Kelly Clarkson’s song ‘Break Away’ had started blaring out of my speakers. I used to listen to that song on repeat when I was younger, dreaming of doing just that—breaking away. I felt that I used to be able to relate to all of the lyrics in that song, and in that moment when I heard it again for the first time in years, I felt like I could relate to them now more than ever. I started singing along, as I usually do in the car, careful not to move my lips too much when pulled up at traffic lights in case anyone saw me and thought I was having a chat to myself. I hummed along, then once away from other cars, belted out the words, “Wanted to belong here, but something felt so wrong here, so I prayed, I could break away.” Yep, those lyrics spoke to me more loudly and clearly than they ever had. Knowing that I would be breaking away the very next day, instead of feeling sad as I used to when I listened to that song, I almost felt exhilarated by it. I was breaking away, I was escaping; even if it was only temporary, I was still getting out of here.

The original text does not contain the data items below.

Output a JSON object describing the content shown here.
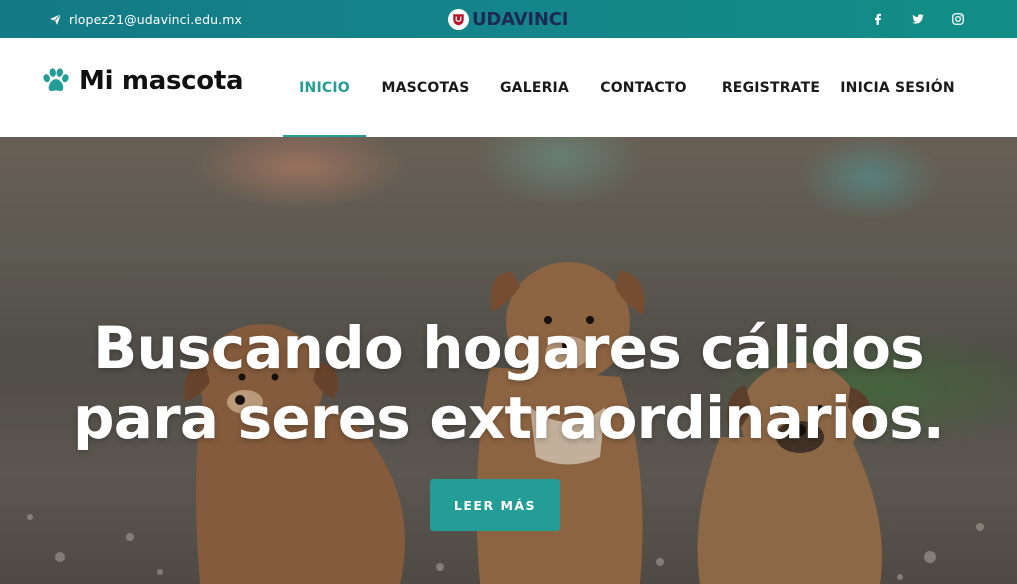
{
  "topbar": {
    "email": "rlopez21@udavinci.edu.mx",
    "email_icon": "paper-plane-icon",
    "brand": "UDAVINCI",
    "socials": [
      "facebook-icon",
      "twitter-icon",
      "instagram-icon"
    ]
  },
  "navbar": {
    "logo_text": "Mi mascota",
    "logo_icon": "paw-icon",
    "items": [
      {
        "label": "INICIO",
        "active": true
      },
      {
        "label": "MASCOTAS",
        "active": false
      },
      {
        "label": "GALERIA",
        "active": false
      },
      {
        "label": "CONTACTO",
        "active": false
      },
      {
        "label": "REGISTRATE",
        "active": false
      },
      {
        "label": "INICIA SESIÓN",
        "active": false
      }
    ]
  },
  "hero": {
    "title_line1": "Buscando hogares cálidos",
    "title_line2": "para seres extraordinarios.",
    "cta_label": "LEER MÁS"
  },
  "colors": {
    "accent": "#239d96",
    "topbar": "#137a86",
    "brand_text": "#1c2a52"
  }
}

I arrived home and put the last few essentials into my suitcase. I still couldn’t stop going over the lyrics of that song in my mind. And that’s when it hit me. Literally breaking away wasn’t necessarily going to solve anything. It was a band-aid solution. Running away was only going to help temporarily, and probably make everything a little worse when I had to come back to it. I realised that maybe there were things in my life that I needed to break away from and make the choice to leave behind every day. I was in a strange, emotionally abusive relationship with a male friend, who had another love interest, which had been messing with my mind and making me feel terrible and used. Break away. I was stuck in the middle of a lying, gossiping, hurtful, high school drama with a friend I was really struggling to love. It was hard to forgive and move on when I felt like I was the only person wanting to do so, but I had to leave behind the resentment and bitterness. Break away. I started to realise that literally breaking away and escaping my reality wasn’t going to fix this stuff. I had to face it, and maybe instead of breaking away from the friends or people it was related to, I needed to break away from the damaging situations, and even break away from my bitter and negative feelings. With Jesus as my strength, I knew I had to break away from the things which were hindering my happiness, and therefore hindering my thankfulness and therefore hindering my relationship with God.
The next day I sailed away into the sunset, eager to be out in the middle of the ocean where my reality couldn’t touch me. I’m not going to deny it; it was absolutely amazing and I needed those two weeks to rest, take time out and actually spend some time with God. However, I was able to come home with a sense of peace and not look at my holiday as being a quick-fix escape plan, but as a time of being refreshed and renewed. I could come home to any circumstance, knowing that in the future the solution isn’t to run in the opposite direction, but to assess the situation and be prepared to break away from anything robbing me of the gift of joy God has given me.